I missed posting yesterday. I was too caught up in doom scrolling, procrastinating work, and fighting through depressoxiety (it’s my ship name for depression and anxiety). However, during my insomnia, I began thinking about the end of everything—as one does—and a few pocket stories came tumbling out. Enjoy!
As all light is extinguished from the Universe, I find myself longing to listen to songs I first heard on the radio in my youth.
What you don’t know is that you’ve lived this same life a million times before. Like a toddler with a top, God winds up the Universe and watches it unravel only to wind it right back up again.
We tend to think the end of things should be fiery and cataclysmic. If everything is going to end, we want a fucking pyrotechnics show. Not me. I do expect there to be a few billion supernovae before the Universe dies. But when the end of everything comes, I hope it’s like the janitor turning off the lights on her way out of the building at one in the morning.
I think the Universe already ended several millennia ago. We are just an echo reverberating across what’s left of space-time. We’re like dancers at the ball, having the time of our lives—oblivious that we are specters, separated from our once corporeal existence for eternity.
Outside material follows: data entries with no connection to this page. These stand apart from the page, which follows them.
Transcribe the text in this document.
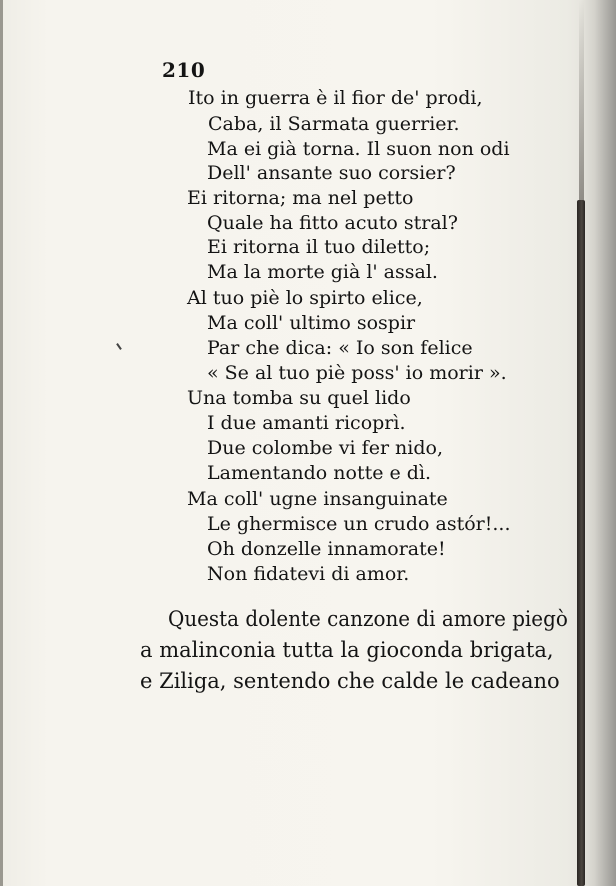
210

Ito in guerra è il fior de' prodi,

Caba, il Sarmata guerrier.

Ma ei già torna. Il suon non odi

Dell' ansante suo corsier?

Ei ritorna; ma nel petto

Quale ha fitto acuto stral?

Ei ritorna il tuo diletto;

Ma la morte già l' assal.

Al tuo piè lo spirto elice,

Ma coll' ultimo sospir

Par che dica: « Io son felice

« Se al tuo piè poss' io morir ».

Una tomba su quel lido

I due amanti ricoprì.

Due colombe vi fer nido,

Lamentando notte e dì.

Ma coll' ugne insanguinate

Le ghermisce un crudo astór!...

Oh donzelle innamorate!

Non fidatevi di amor.

Questa dolente canzone di amore piegò

a malinconia tutta la gioconda brigata,

e Ziliga, sentendo che calde le cadeano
I will never be the first to do anything. All the great deeds have already been done once, and all the petty acts as well. But I could be one of the last at something—and that keeps me going. I would be okay being the last person in the Universe, for example. No expectations, no demands, and nobody to let down. I think I have the perfect personality for that. But, with my luck, I would be the penultimate person, and my death would disappoint the sole survivor, leaving them to grieve alone.
Thanks for reading! I’d love to hear from you what you think the end of everything will be like. There’s something comforting about pondering the death of the Universe. Maybe, it’s that nothing we can do can affect it one way or the other because the Universe is so massive and complex. Maybe, I’m just weird.